PacWest Bancorp shares tumbled more than 30% in premarket trading Thursday following news that the bank is weighing strategic options.
The regional bank is assessing options, including a possible sale, and bringing in advisors to evaluate longer-term plans for the business, CNBC confirmed, according to one person familiar with the matter. Piper Sandler and Stephens are the two firms advising PacWest, the person said.
PacWest later confirmed it was still in discussions with multiple potential investors and partners. "The company will continue to evaluate all options to maximize shareholder value," it said in a statement.
The shares of several West Coast regional banks have been hit particularly hard since the collapse of Silicon Valley Bank in March, in part because of concerns that their customer bases are similar.
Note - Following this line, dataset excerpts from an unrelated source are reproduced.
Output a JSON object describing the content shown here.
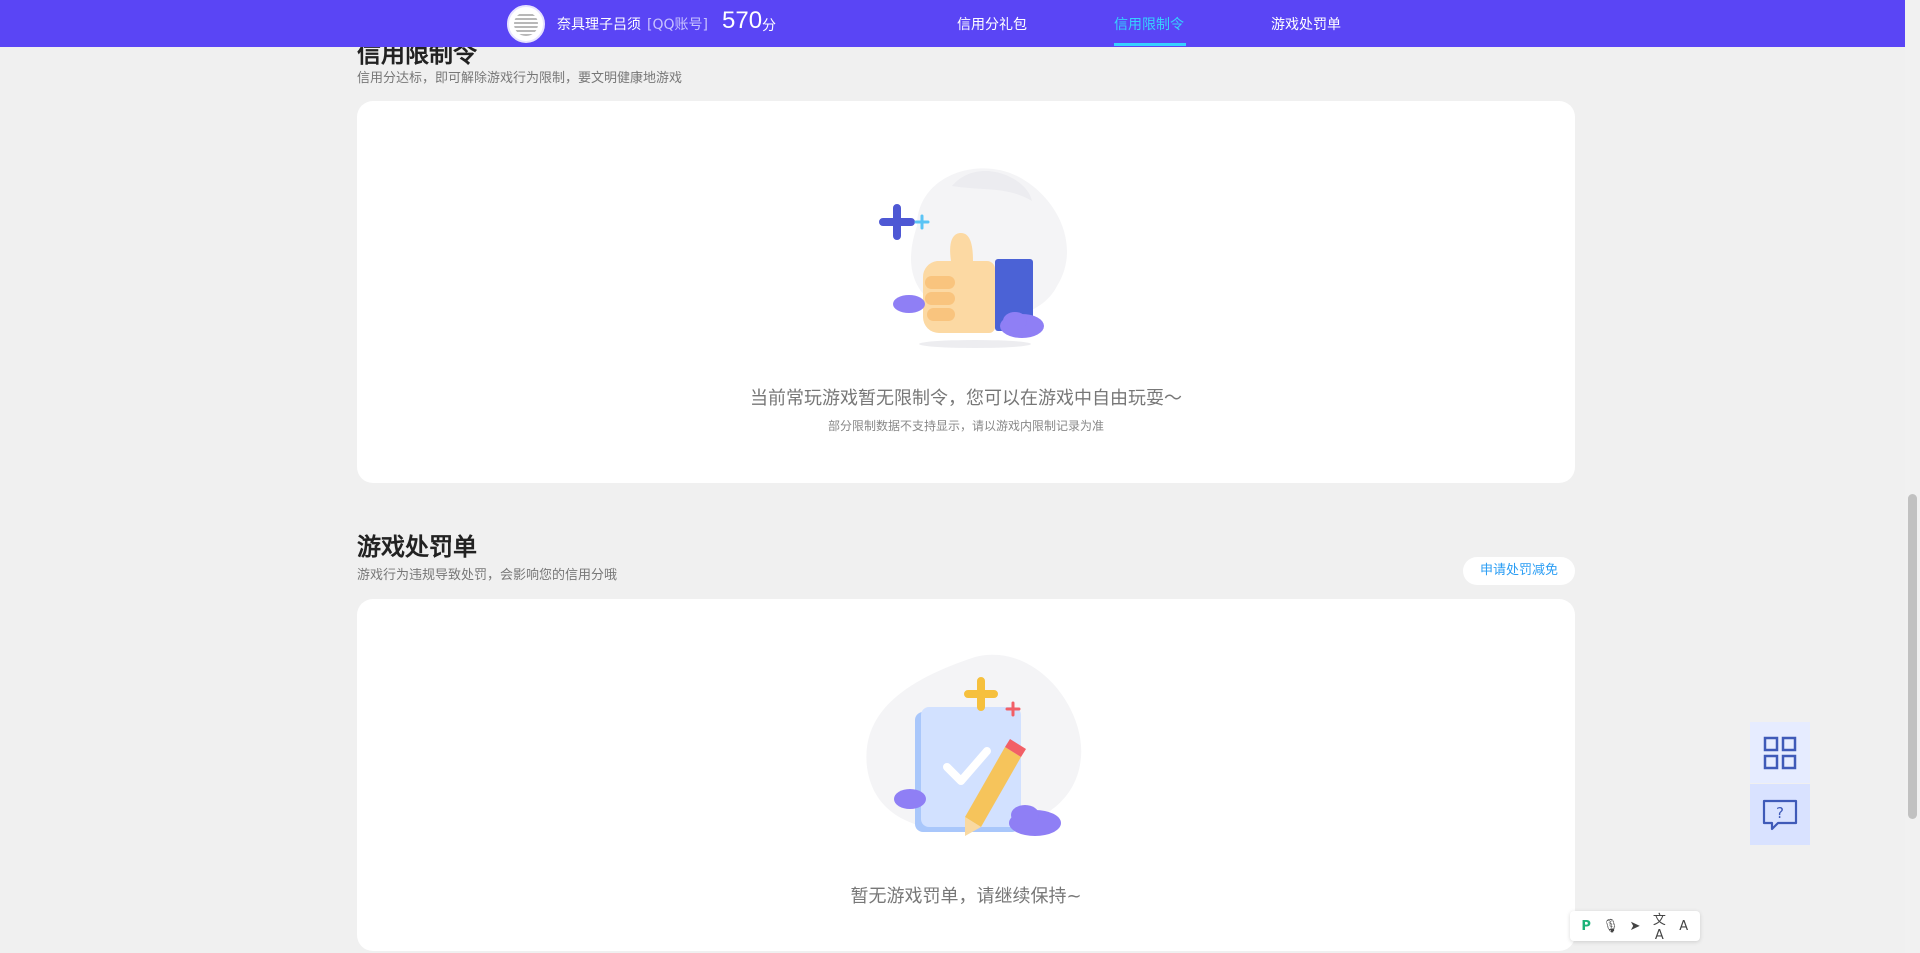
{
  "header": {
    "username": "奈具理子吕须",
    "account_type": "[QQ账号]",
    "score": "570",
    "score_unit": "分",
    "tabs": [
      {
        "label": "信用分礼包",
        "active": false
      },
      {
        "label": "信用限制令",
        "active": true
      },
      {
        "label": "游戏处罚单",
        "active": false
      }
    ],
    "colors": {
      "bar": "#5a45f5",
      "active_tab": "#36d2ff"
    }
  },
  "restriction_section": {
    "title": "信用限制令",
    "subtitle": "信用分达标，即可解除游戏行为限制，要文明健康地游戏",
    "empty_main": "当前常玩游戏暂无限制令，您可以在游戏中自由玩耍～",
    "empty_sub": "部分限制数据不支持显示，请以游戏内限制记录为准",
    "illustration_icon": "thumbs-up-icon"
  },
  "penalty_section": {
    "title": "游戏处罚单",
    "subtitle": "游戏行为违规导致处罚，会影响您的信用分哦",
    "action_button": "申请处罚减免",
    "empty_main": "暂无游戏罚单，请继续保持~",
    "illustration_icon": "checklist-pencil-icon"
  },
  "floating_buttons": [
    {
      "icon": "qr-code-icon"
    },
    {
      "icon": "help-chat-icon"
    }
  ],
  "mini_toolbar": {
    "items": [
      "P",
      "🎙",
      "➤",
      "文A",
      "A"
    ]
  }
}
This week, First Republic Bank was seized by regulators and sold to JPMorgan Chase.
In its statement, PacWest said it had not experienced "out-of-the-ordinary deposit flows" after the First Republic collapse.
The Los Angeles-based PacWest has a roughly $750 million market cap, and is down by 72% this year through Wednesday's close after its shares notched their fifth straight losing day.
Other regional banks declined in following the PacWest news, with the SPDR S&P Regional Banking ETF shedding 4%. Shares of Western Alliance Bancorp dropped 20%, while Comerica slid 6.4%. KeyCorp shares fell 7%.
PacWest reported that total deposits declined more than $5 billion in the first quarter to $28.2 billion as of March 31. However, the company said that it saw a net gain of $1.1 billion in deposits from March 20 until quarter end.
PacWest also said that deposits grew by another $700 million from March 31 through April 24.
— CNBC's Jesse Pound contributed reporting.
Correction: A source familiar told CNBC that the regional bank's options include a potential sale – not a capital raise.